In any event, Scott was so worried about the stink of the tax-hike idea that his revised plan has 12 points rather than 11; the new one loudly advertises hatred of all taxes and includes the very dumb idea of making it even harder than it already is to avoid an economy-crushing debt default. But what interests me is the fact that he did not take the time to get rid of some of the other howlers in the original plan while he was at it. The five-year sunset on all federal laws that McConnell considered as bad as the minimum tax is still there. So is the truly stupid idea of a 12-year “term limit” on all federal nonmilitary employment, which would impose costs and inefficiencies nearly as severe as Scott’s other proposal to force the relocations of federal agencies outside Washington.

Also, while Lindsey Graham and friends are doing their best to keep the toxic (for Republicans) abortion issue front and center, vaporizing long-held reproductive rights remains an integral part of Scott’s plan:

  • Abortion kills human children. To deny that is to deny science.
  • Whether you believe in God or not, as a civilized people who accept science, we must protect babies, born and unborn, from all acts of violence.
  • All government policies will favor having more babies adopted, not aborted.

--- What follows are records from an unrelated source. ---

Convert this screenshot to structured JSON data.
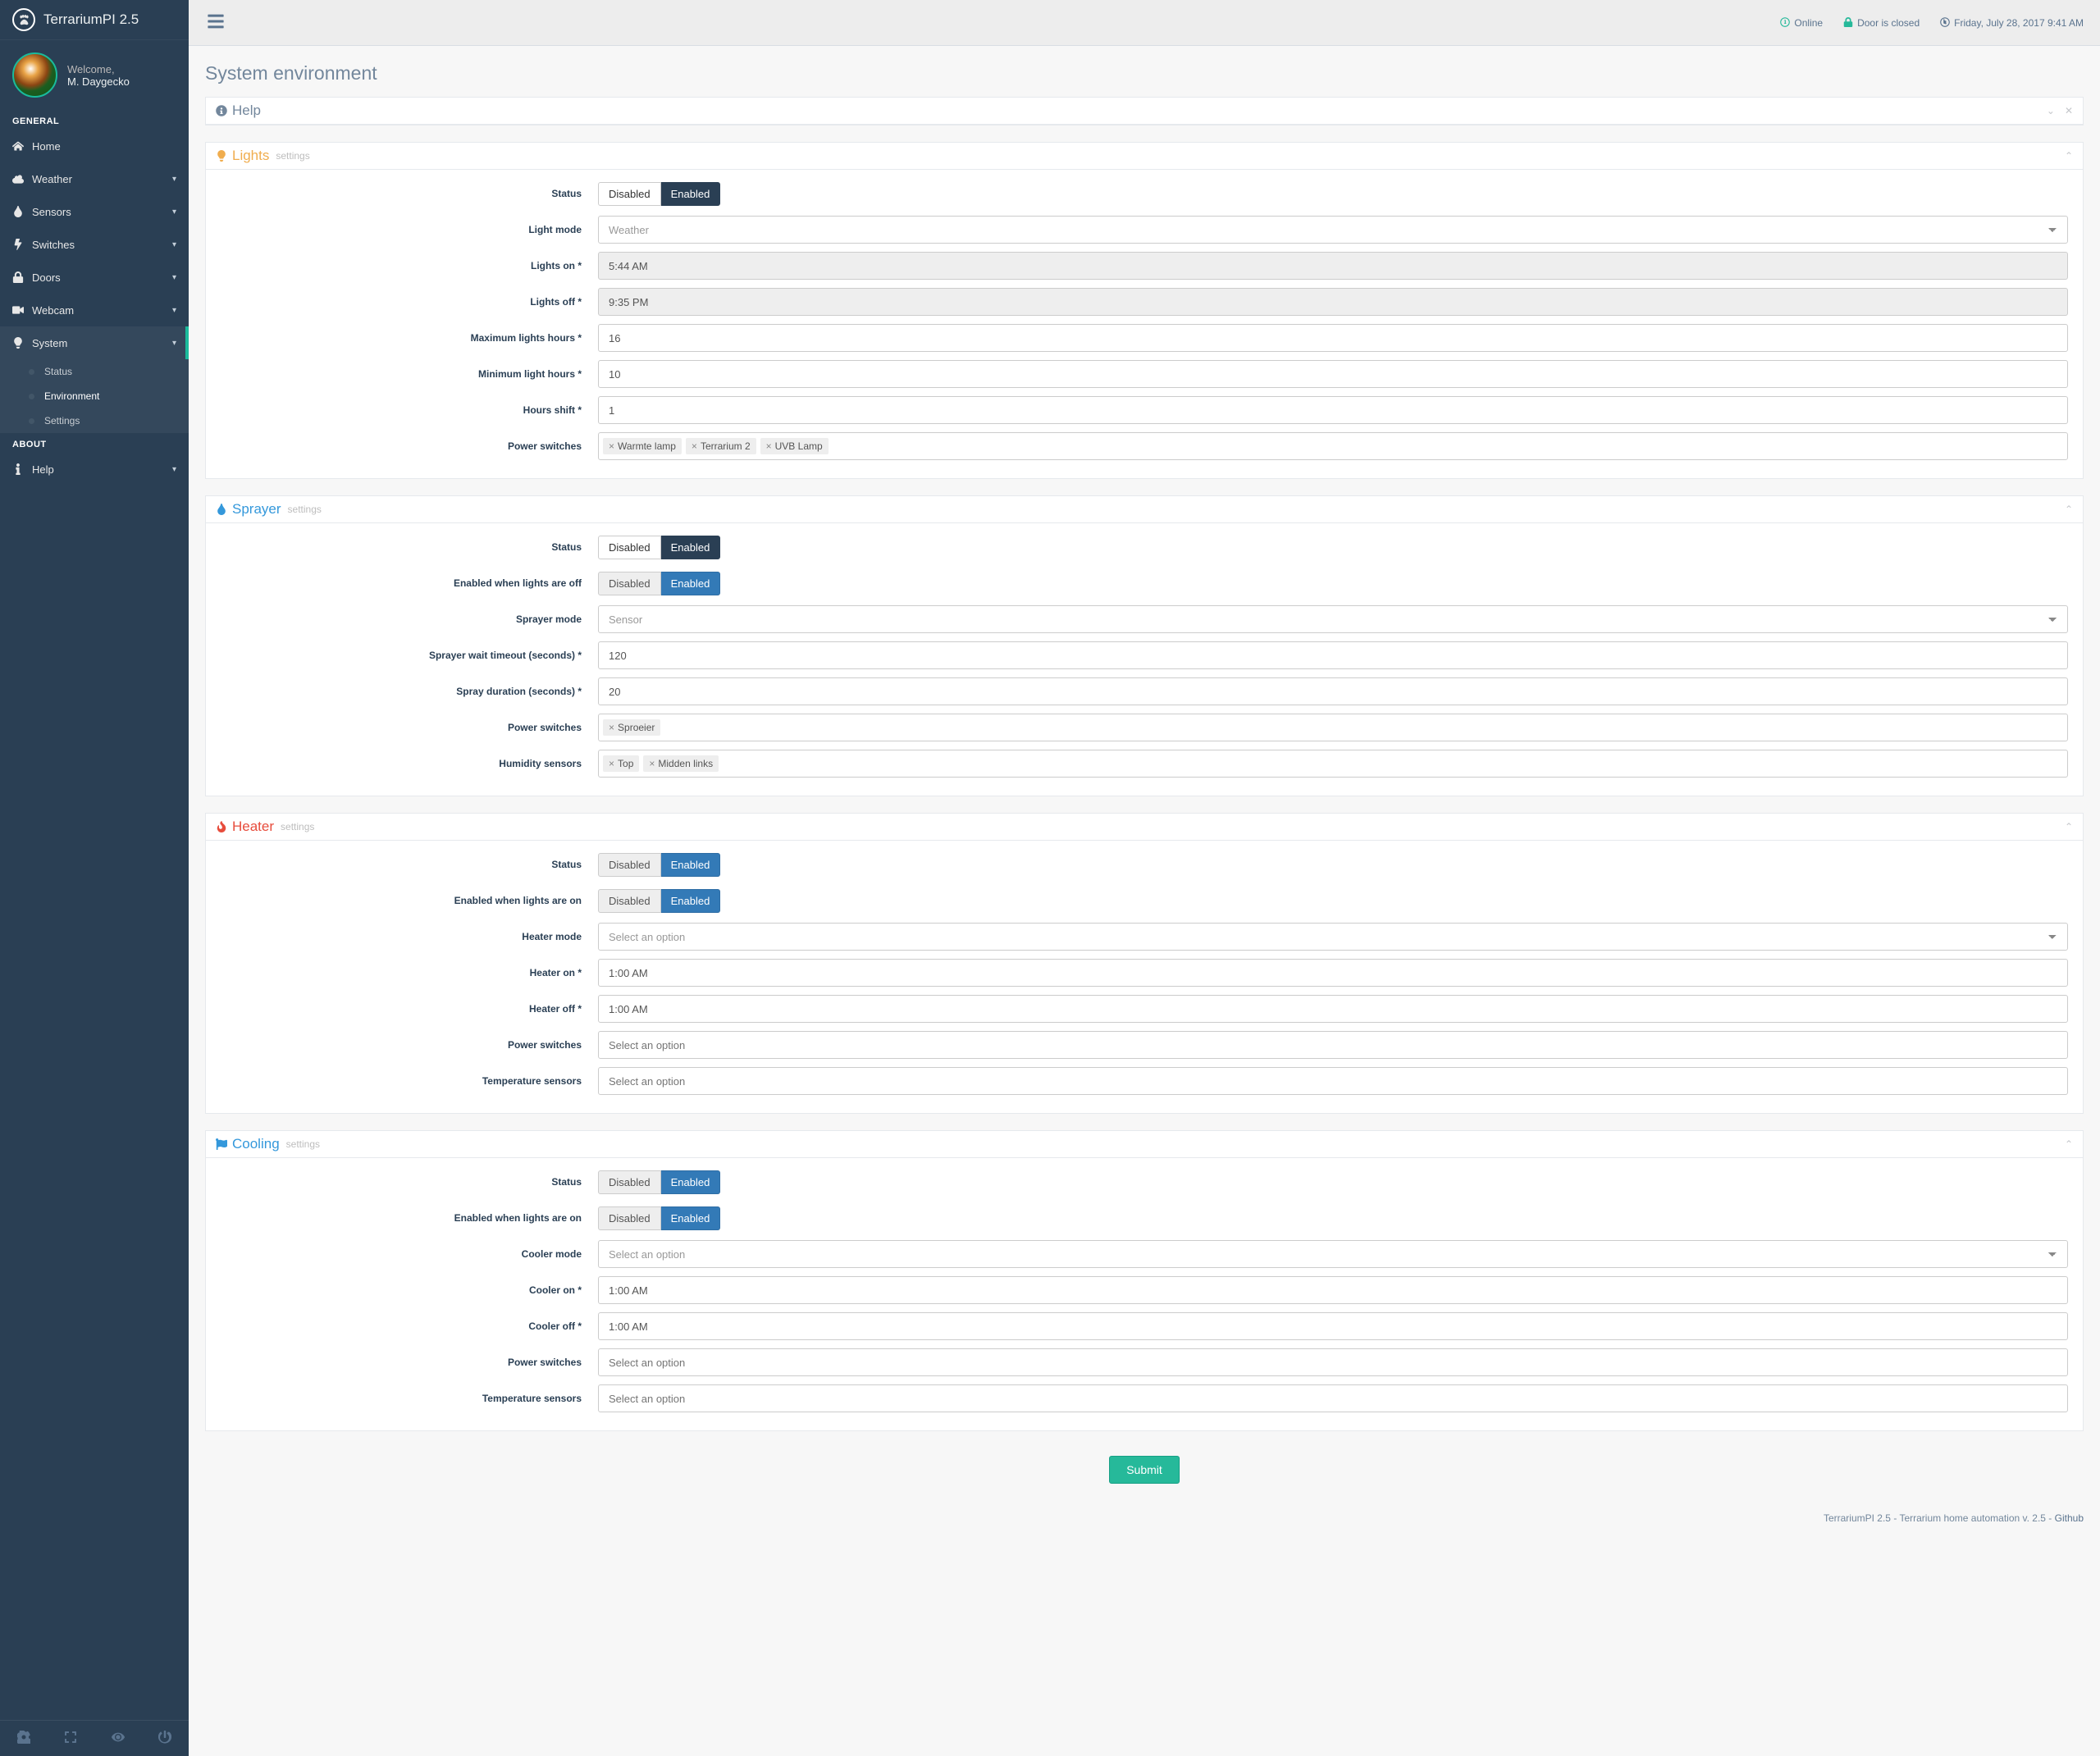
{
  "app": {
    "title": "TerrariumPI 2.5"
  },
  "profile": {
    "welcome": "Welcome,",
    "name": "M. Daygecko"
  },
  "topbar": {
    "online": "Online",
    "door": "Door is closed",
    "datetime": "Friday, July 28, 2017 9:41 AM"
  },
  "menu": {
    "section_general": "GENERAL",
    "section_about": "ABOUT",
    "home": "Home",
    "weather": "Weather",
    "sensors": "Sensors",
    "switches": "Switches",
    "doors": "Doors",
    "webcam": "Webcam",
    "system": "System",
    "help": "Help",
    "sub_status": "Status",
    "sub_environment": "Environment",
    "sub_settings": "Settings"
  },
  "page": {
    "title": "System environment",
    "help": "Help"
  },
  "labels": {
    "settings": "settings",
    "status": "Status",
    "disabled": "Disabled",
    "enabled": "Enabled",
    "select_option": "Select an option",
    "power_switches": "Power switches",
    "temperature_sensors": "Temperature sensors",
    "enabled_when_lights_off": "Enabled when lights are off",
    "enabled_when_lights_on": "Enabled when lights are on"
  },
  "lights": {
    "title": "Lights",
    "mode_label": "Light mode",
    "mode_value": "Weather",
    "on_label": "Lights on *",
    "on_value": "5:44 AM",
    "off_label": "Lights off *",
    "off_value": "9:35 PM",
    "max_hours_label": "Maximum lights hours *",
    "max_hours_value": "16",
    "min_hours_label": "Minimum light hours *",
    "min_hours_value": "10",
    "shift_label": "Hours shift *",
    "shift_value": "1",
    "tags": [
      "Warmte lamp",
      "Terrarium 2",
      "UVB Lamp"
    ]
  },
  "sprayer": {
    "title": "Sprayer",
    "mode_label": "Sprayer mode",
    "mode_value": "Sensor",
    "wait_label": "Sprayer wait timeout (seconds) *",
    "wait_value": "120",
    "duration_label": "Spray duration (seconds) *",
    "duration_value": "20",
    "tags": [
      "Sproeier"
    ],
    "humidity_label": "Humidity sensors",
    "humidity_tags": [
      "Top",
      "Midden links"
    ]
  },
  "heater": {
    "title": "Heater",
    "mode_label": "Heater mode",
    "on_label": "Heater on *",
    "on_value": "1:00 AM",
    "off_label": "Heater off *",
    "off_value": "1:00 AM"
  },
  "cooling": {
    "title": "Cooling",
    "mode_label": "Cooler mode",
    "on_label": "Cooler on *",
    "on_value": "1:00 AM",
    "off_label": "Cooler off *",
    "off_value": "1:00 AM"
  },
  "submit": "Submit",
  "footer": {
    "left": "TerrariumPI 2.5",
    "mid": "Terrarium home automation v. 2.5",
    "right": "Github"
  }
}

This reminds me of the good old days during Trump’s first impeachment, when Neck-Wattle Nero kept telling his followers to read the transcript, and we were all, “Yes, by all means, read the transcript! It shows Trump blackmailing a foreign head of state in order to manufacture dirt on a political opponent!”

Meanwhile, even Senate Majority Leader Chuck Schumer is now getting in on the act, effusively thanking Republicans for punching themselves in their own arrogant faces. 

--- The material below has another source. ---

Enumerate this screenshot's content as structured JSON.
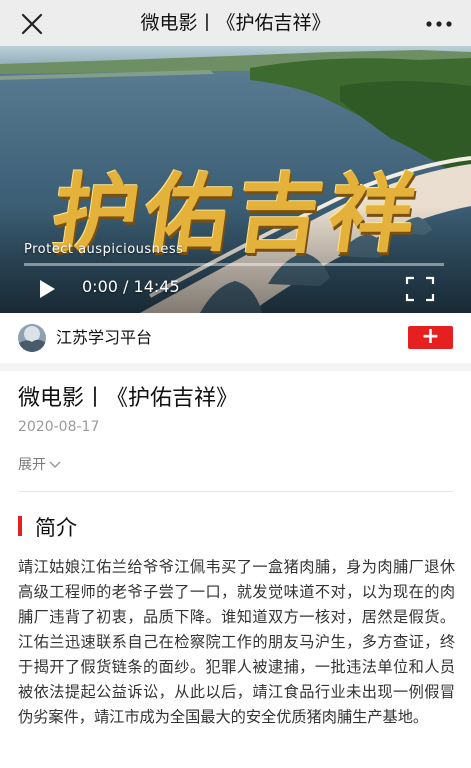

Schumer: What are Democrats doing? Talking about new jobs.. What are the MAGA Republicans doing? A nationwide abortion ban. pic.twitter.com/Johu6hyHn1

— Acyn (@Acyn) September 13, 2022

(Partial) transcript!

SCHUMER: “… Americans from every walk of life are seeing the contrast: What are Democrats doing? Talking about new jobs, cheaper costs. What are the MAGA Republicans doing? A nationwide abortion ban.

“That’s the contrast between the two parties, plain and simple. … Republicans are twisting themselves in a pretzel trying to explain their position on abortion. Let me be clear: Again, what Sen. Graham is introducing is a MAGA Republican nationwide abortion ban. If it walks like a nationwide abortion ban and talks like a nationwide abortion ban, it is a nationwide abortion ban.

“So, that’s the contrast. The split screen is unmistakable for all Americans to see for themselves. We’re focused on job creating, inflation fighting. They’re focused on an extreme agenda that hurts women.”

Sen Schumer is right. There are clear and striking differences between the two parties right now, and Democrats seem keen to highlight them. For some reason, Republicans do, too. And that may finally be their downfall.